Monday, December 9, 2013
Counsel for Partnership Disqualified Based Upon “Substantially Related” Work on Behalf of a Partner
Counsel for Partnership Disqualified Based Upon
“Substantially Related” Work on Behalf of a Partner
As described by the Sixth Circuit, this case is about the meaning of “substantially related” in the context of the rule disqualifying counsel from being adverse to a former client as to a “substantially related” matter. Bowers v. The Ophthalmology Group, __ F.3d __, 2013 WL 5763173 (6th Cir. Oct. 25, 2013).
Bowers was a partner in The Ophthalmology Group, LLP; she was expelled from the partnership in 2010. She filed suit over that expulsion under Title VII and Kentucky law. She moved to disqualify the partnership’s attorney on the basis that another attorney in the same firm (M&L) had previously represented Bowers on a substantially related matter. Specifically, she referenced assistance from the firm on an ultimately uncompleted effort to open an ophthalmology practice in Louisville and counsel provided the partnership several years prior on the expulsion of another partner.
The trial court dismissed the Title VII claim as Bowers was a partner and not covered thereby, determined to not exercise supplemental jurisdiction over the state law claims, and dismissed as moot the motion to disqualify counsel. This appeal followed.
The Sixth Circuit held (i) the motion to disqualify counsel should have been addressed before considering the merits of Bower’s claims and (ii) the counsel should have been disqualified. As to the first point it wrote “A district court must rule on a motion for disqualification of counsel prior to ruling on a dispositive motion because the success of a disqualification motion has the potential to change the proceedings entirely.” 2013 WL 5763173, *6.
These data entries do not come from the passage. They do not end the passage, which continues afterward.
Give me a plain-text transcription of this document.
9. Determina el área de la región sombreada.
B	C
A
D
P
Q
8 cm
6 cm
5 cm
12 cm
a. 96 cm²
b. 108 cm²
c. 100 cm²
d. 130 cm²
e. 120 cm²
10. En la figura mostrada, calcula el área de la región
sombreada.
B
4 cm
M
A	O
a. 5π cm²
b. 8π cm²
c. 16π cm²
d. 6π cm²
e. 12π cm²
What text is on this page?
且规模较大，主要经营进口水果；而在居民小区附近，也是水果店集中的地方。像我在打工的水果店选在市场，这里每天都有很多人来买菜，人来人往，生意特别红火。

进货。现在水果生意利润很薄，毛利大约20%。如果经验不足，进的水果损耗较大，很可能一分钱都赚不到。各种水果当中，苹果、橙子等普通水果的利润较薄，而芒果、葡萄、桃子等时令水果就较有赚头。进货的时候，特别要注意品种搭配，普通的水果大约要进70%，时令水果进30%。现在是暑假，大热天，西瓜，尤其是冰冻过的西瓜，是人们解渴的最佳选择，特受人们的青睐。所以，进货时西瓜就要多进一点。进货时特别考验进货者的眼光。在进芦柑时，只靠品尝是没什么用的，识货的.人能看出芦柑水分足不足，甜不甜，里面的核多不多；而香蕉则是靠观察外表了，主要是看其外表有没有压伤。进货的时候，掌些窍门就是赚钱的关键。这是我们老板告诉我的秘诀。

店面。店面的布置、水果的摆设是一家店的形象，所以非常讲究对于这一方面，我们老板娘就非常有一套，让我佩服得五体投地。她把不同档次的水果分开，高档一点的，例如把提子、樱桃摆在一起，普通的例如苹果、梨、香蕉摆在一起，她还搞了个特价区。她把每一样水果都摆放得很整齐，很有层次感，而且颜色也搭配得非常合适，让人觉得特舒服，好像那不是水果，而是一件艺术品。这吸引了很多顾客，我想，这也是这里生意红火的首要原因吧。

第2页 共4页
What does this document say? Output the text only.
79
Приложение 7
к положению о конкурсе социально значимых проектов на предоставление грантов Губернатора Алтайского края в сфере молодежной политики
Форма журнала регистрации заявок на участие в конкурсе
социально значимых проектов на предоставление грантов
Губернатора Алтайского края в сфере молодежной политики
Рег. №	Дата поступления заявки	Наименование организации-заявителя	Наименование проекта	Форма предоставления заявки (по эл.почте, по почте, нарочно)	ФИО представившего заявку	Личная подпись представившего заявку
As to the substance of the disqualification, the burden is not upon the objecting former client to divulge the previously disclosed confidential information, and the court is to look to the type of information “as would normally have been obtained in the prior representation.” 2013 WL 5763173, *4, quoting Ky. S. Ct. R. 3.130 (1.9 comment 3). For similar formula the court also cited the Hazard & Hodes treatise and the Restatement (3rd) of the Law Governing Lawyers. Addressing only the representation as to opening another practice in Louisville, the Court created hypothetical disclosures that Bower’s might have made and then explained how they might be detrimental to her in this case, acknowledging them to be “scenarios.” 2013 WL 5763173, *5. Still, these hypothetical scenarios were enough to disqualify M&L.
Judge Griffin filed a dissent to the majority’s determination that a conflict existed and that M&L should have been disqualified. Beginning from the rule that motions to disqualify are viewed with disfavor, she would have found there to be no conflict as there was no “substantial relationship” to the earlier matters. As to the earlier partner expulsion, the discussions were between all of the partners and M&L as its counsel. On that basis she found there to be no possibility of confidential communications between Bowers and M&L. 2013 WL 5763137, *7. As for opening a Louisville practice, those plans were disclosed to the partnership’s other partners and never materialized. Judge Griffin was unable to see those earlier efforts as being substantially related to defending the partnership against Bower’s discrimination claims, characterizing the majority opinion as “rife with speculative scenarios.”